In one of the strangest campaigns in recent US history, a wild card entry will be pitted against a consummate Washington machine politician for the office of the President of the United States. Till recently, one was deemed a no-hoper and the other a shoo-in. Yet it is Mr Trump, a realtor of such extreme chauvinism as to make the party establishment wince, who has defied all the odds to handily beat his primary rivals. His largely self-funded, bigotry-laced campaign, marked by violence and abuse, gained an extraordinary degree of traction among voters in a party that had already been leaning to the hard right in recent years. Ms Clinton, on the other hand, was seen to be on course to make history as the Democratic Party's first female presidential nominee. Her long exposure to government, as a senator and later secretary of state were considered automatic qualifiers. It is true, however, that the former First Lady has been a polarising figure for reasons that range from the absurd (she is considered charmless, non-empathetic and "ambitious") to the understandable (the lack of an arm's length relationship between her husband, former President Bill Clinton's philanthropic mega-foundation, vulnerability to big business and much-debated record as secretary of state). Many Democrats were unwilling to see a variation of Bill Clinton in the White House, a factor that worked against her when she ran against Barack Obama in 2008. Her weaknesses have been magnified by the federal investigation into her use of a private email server when in office.
 

But in the absence of credible alternatives, Ms Clinton's nomination was rarely in doubt - until she was challenged by a junior senator from Vermont, Bernie Sanders. Mr Sanders' extreme left-wing positions on many issues (free education, free medical care and so on) were almost a mirror image of Mr Trump's ideology, and not surprisingly, both often grabbed their respective party's primary and caucus votes in middle American states where unemployment runs high - such as Indiana, Oregon, Kansas, Nebraska and Michigan.

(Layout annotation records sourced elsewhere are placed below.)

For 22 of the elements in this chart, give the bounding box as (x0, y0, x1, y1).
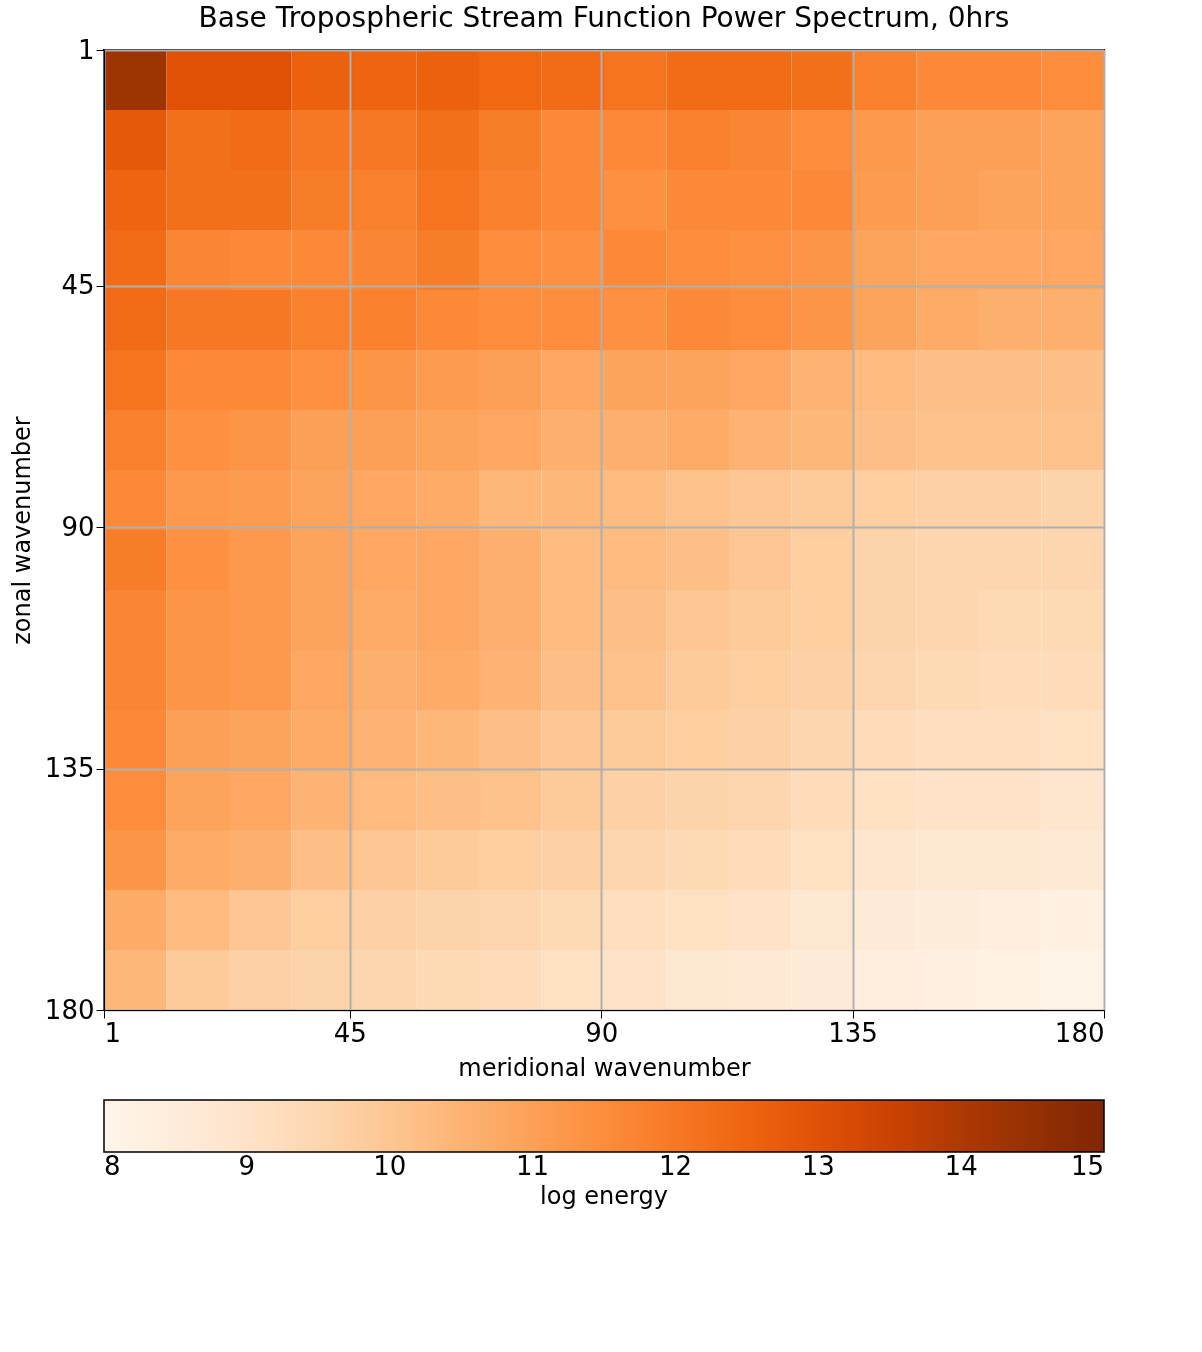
y-tick-label: 1 (77, 34, 95, 65)
y-tick-label: 45 (61, 270, 95, 301)
color-bar-label: 11 (516, 1151, 550, 1181)
y-tick-label: 90 (61, 511, 95, 542)
x-axis-title: meridional wavenumber (458, 1053, 751, 1082)
color-bar-label: 8 (104, 1151, 121, 1181)
color-bar-label: 14 (944, 1151, 978, 1181)
x-tick-label: 180 (1054, 1017, 1105, 1048)
color-bar-label: 13 (801, 1151, 835, 1181)
y-axis-title: zonal wavenumber (7, 416, 36, 645)
y-tick-label: 135 (44, 753, 95, 784)
chart-title: Base Tropospheric Stream Function Power Spectrum, 0hrs (198, 1, 1010, 34)
color-bar-label: 10 (373, 1151, 407, 1181)
color-bar-label: 15 (1070, 1151, 1104, 1181)
x-tick-label: 45 (333, 1017, 367, 1048)
x-tick-label: 135 (828, 1017, 878, 1048)
color-bar-label: 9 (238, 1151, 256, 1181)
y-tick-label: 180 (44, 994, 95, 1025)
color-bar-label: 12 (658, 1151, 692, 1181)
x-tick-label: 1 (104, 1017, 122, 1048)
color-bar-title: log energy (540, 1182, 668, 1210)
x-tick-label: 90 (585, 1017, 619, 1048)
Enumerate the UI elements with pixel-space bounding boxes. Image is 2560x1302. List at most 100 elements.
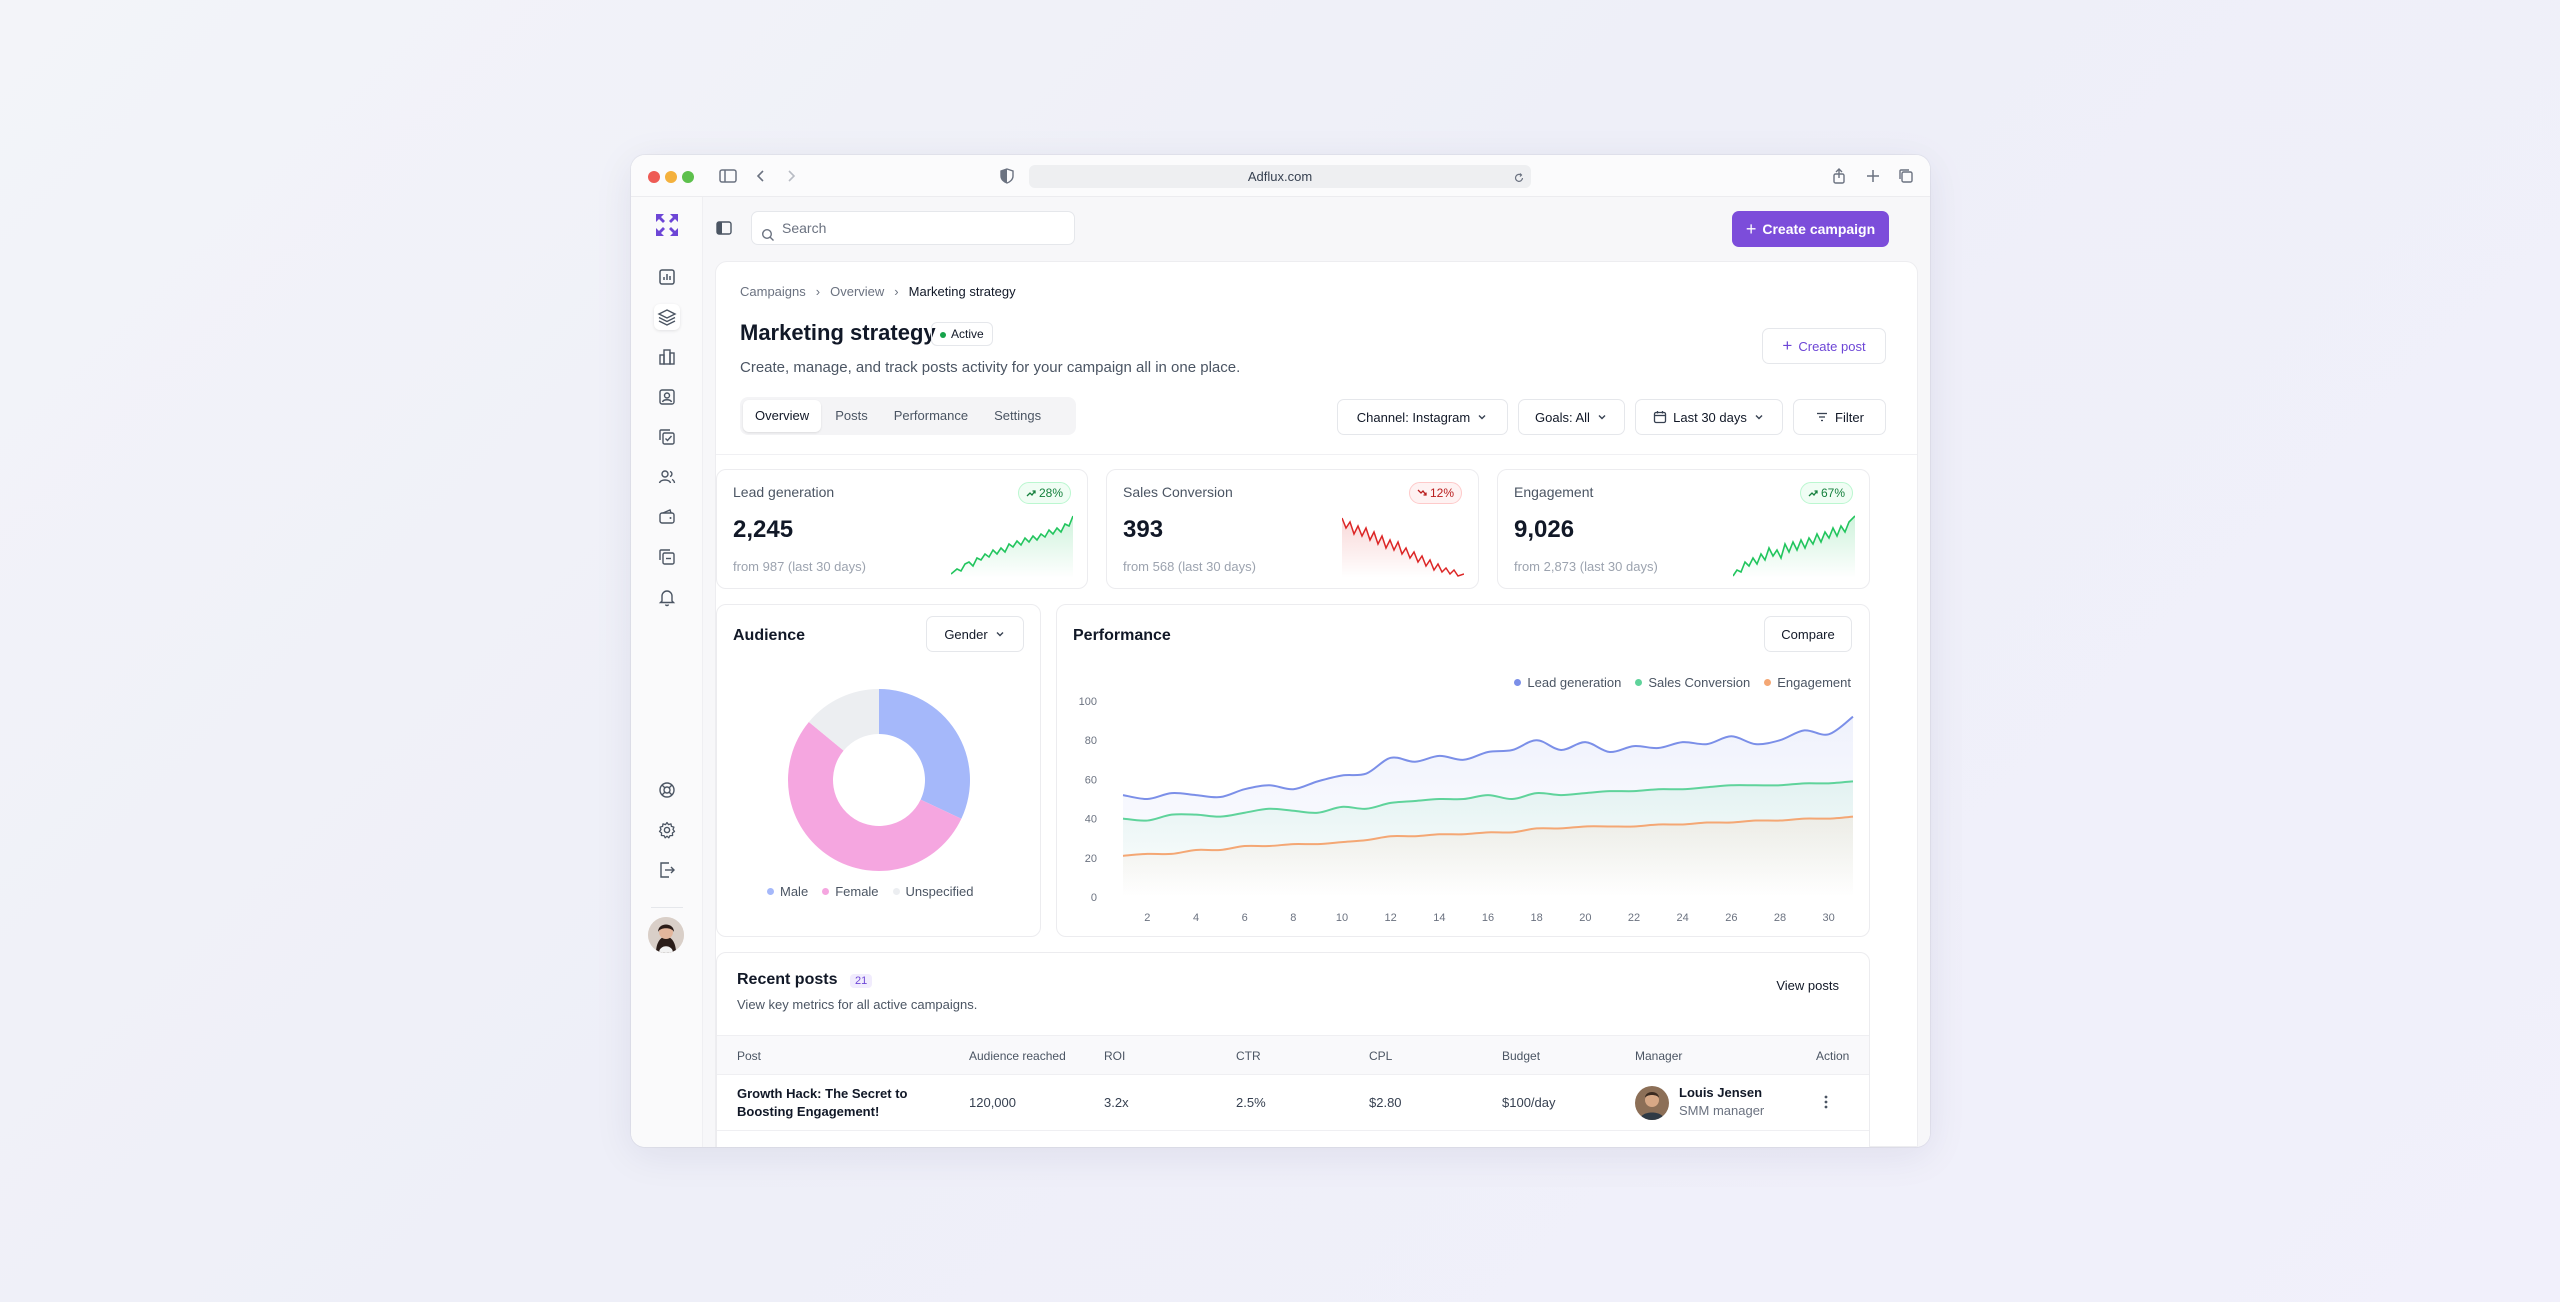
column-header-post[interactable]: Post <box>737 1049 762 1063</box>
avatar[interactable] <box>648 917 684 953</box>
address-bar[interactable]: Adflux.com <box>1029 165 1531 188</box>
filter-button[interactable]: Filter <box>1793 399 1886 435</box>
legend-item-male: Male <box>767 884 808 899</box>
create-post-button[interactable]: + Create post <box>1762 328 1886 364</box>
tab-posts[interactable]: Posts <box>835 408 868 423</box>
tab-overview-icon[interactable] <box>1896 166 1916 186</box>
adflux-logo-icon[interactable] <box>651 209 683 241</box>
kpi-card-sales-conversion: Sales Conversion 12% 393 from 568 (last … <box>1106 469 1479 589</box>
browser-toolbar: Adflux.com <box>631 155 1930 197</box>
column-header-budget[interactable]: Budget <box>1502 1049 1541 1063</box>
donut-slice-female[interactable] <box>788 721 962 871</box>
create-post-label: Create post <box>1798 338 1866 354</box>
create-campaign-button[interactable]: + Create campaign <box>1732 211 1889 247</box>
trend-down-icon <box>1417 489 1427 496</box>
audience-card: Audience Gender Male Female Unspecified <box>716 604 1041 937</box>
minimize-window-button[interactable] <box>665 171 677 183</box>
goals-select[interactable]: Goals: All <box>1518 399 1625 435</box>
y-tick-label: 80 <box>1085 735 1097 747</box>
filter-icon <box>1817 412 1828 422</box>
tab-settings[interactable]: Settings <box>994 408 1042 423</box>
maximize-window-button[interactable] <box>682 171 694 183</box>
panel-toggle-icon[interactable] <box>715 219 733 242</box>
more-vertical-icon[interactable] <box>1823 1092 1829 1117</box>
wallet-icon[interactable] <box>654 504 680 530</box>
legend-label: Engagement <box>1777 675 1851 690</box>
legend-label: Lead generation <box>1527 675 1622 690</box>
search-input[interactable]: Search <box>751 211 1075 245</box>
forward-icon[interactable] <box>781 166 801 186</box>
legend-label: Sales Conversion <box>1648 675 1751 690</box>
gender-select[interactable]: Gender <box>926 616 1024 652</box>
kpi-card-engagement: Engagement 67% 9,026 from 2,873 (last 30… <box>1497 469 1870 589</box>
share-icon[interactable] <box>1829 166 1849 186</box>
support-icon[interactable] <box>654 777 680 803</box>
copy-icon[interactable] <box>654 544 680 570</box>
donut-slice-unspecified[interactable] <box>808 689 879 751</box>
trend-up-icon <box>1026 490 1036 497</box>
legend-swatch <box>1635 679 1643 686</box>
x-tick-label: 30 <box>1823 912 1835 924</box>
tab-overview[interactable]: Overview <box>743 400 822 432</box>
analytics-icon[interactable] <box>654 264 680 290</box>
x-tick-label: 14 <box>1433 912 1445 924</box>
users-icon[interactable] <box>654 464 680 490</box>
legend-label: Male <box>780 884 809 899</box>
layers-icon[interactable] <box>654 304 680 330</box>
series-line-engagement[interactable] <box>1122 815 1854 857</box>
goals-label: Goals: All <box>1535 409 1590 425</box>
new-tab-icon[interactable] <box>1863 166 1883 186</box>
reload-icon[interactable] <box>1513 165 1525 188</box>
logout-icon[interactable] <box>654 857 680 883</box>
breadcrumb-campaigns[interactable]: Campaigns <box>740 284 806 299</box>
date-range-label: Last 30 days <box>1673 409 1747 425</box>
column-header-roi[interactable]: ROI <box>1104 1049 1126 1063</box>
plus-icon: + <box>1782 336 1793 355</box>
x-tick-label: 22 <box>1628 912 1640 924</box>
kpi-footnote: from 568 (last 30 days) <box>1123 559 1256 574</box>
kpi-footnote: from 2,873 (last 30 days) <box>1514 559 1658 574</box>
bell-icon[interactable] <box>654 584 680 610</box>
column-header-cpl[interactable]: CPL <box>1369 1049 1393 1063</box>
legend-label: Female <box>835 884 879 899</box>
column-header-manager[interactable]: Manager <box>1635 1049 1683 1063</box>
legend-label: Unspecified <box>905 884 974 899</box>
x-tick-label: 4 <box>1193 912 1199 924</box>
column-header-audience[interactable]: Audience reached <box>969 1049 1066 1063</box>
sparkline-engagement <box>1733 515 1855 578</box>
audience-legend: Male Female Unspecified <box>767 884 973 899</box>
column-header-ctr[interactable]: CTR <box>1236 1049 1261 1063</box>
budget-value: $100/day <box>1502 1095 1556 1110</box>
breadcrumb-overview[interactable]: Overview <box>830 284 885 299</box>
sparkline-sales-conversion <box>1342 517 1464 578</box>
donut-slice-male[interactable] <box>879 689 970 819</box>
create-campaign-label: Create campaign <box>1762 221 1876 237</box>
view-posts-button[interactable]: View posts <box>1776 978 1839 993</box>
table-row[interactable]: Growth Hack: The Secret to Boosting Enga… <box>717 1075 1869 1131</box>
gear-icon[interactable] <box>654 817 680 843</box>
x-tick-label: 6 <box>1242 912 1248 924</box>
series-line-sales-conversion[interactable] <box>1122 780 1854 822</box>
performance-title: Performance <box>1073 627 1171 644</box>
compare-label: Compare <box>1781 626 1835 642</box>
sidebar-toggle-icon[interactable] <box>718 166 738 186</box>
tasks-icon[interactable] <box>654 424 680 450</box>
channel-select[interactable]: Channel: Instagram <box>1337 399 1508 435</box>
close-window-button[interactable] <box>648 171 660 183</box>
legend-swatch <box>1514 679 1522 686</box>
chevron-down-icon <box>1755 415 1763 420</box>
series-line-lead-generation[interactable] <box>1122 715 1854 801</box>
performance-card: Performance Compare Lead generation Sale… <box>1056 604 1870 937</box>
y-tick-label: 20 <box>1085 853 1097 865</box>
back-icon[interactable] <box>751 166 771 186</box>
post-count-badge: 21 <box>850 974 873 988</box>
y-tick-label: 40 <box>1085 814 1097 826</box>
date-range-select[interactable]: Last 30 days <box>1635 399 1783 435</box>
tab-performance[interactable]: Performance <box>893 408 969 423</box>
breadcrumb: Campaigns › Overview › Marketing strateg… <box>740 284 1016 299</box>
compare-button[interactable]: Compare <box>1764 616 1852 652</box>
privacy-shield-icon[interactable] <box>997 166 1017 186</box>
contact-card-icon[interactable] <box>654 384 680 410</box>
buildings-icon[interactable] <box>654 344 680 370</box>
legend-swatch <box>892 888 900 895</box>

Absent the crude chauvinism against immigrants, refugees and women, and Mr Sanders appeared a plausible option on the left, requiring Ms Clinton to work the hustings much harder than she bargained for. Now, no matter how much global opinion may view her as the TINA option for the White House, in the latest opinion polls she is just two percentage points ahead of Mr Trump. The fate of the world's most powerful democracy hangs in the balance like never before.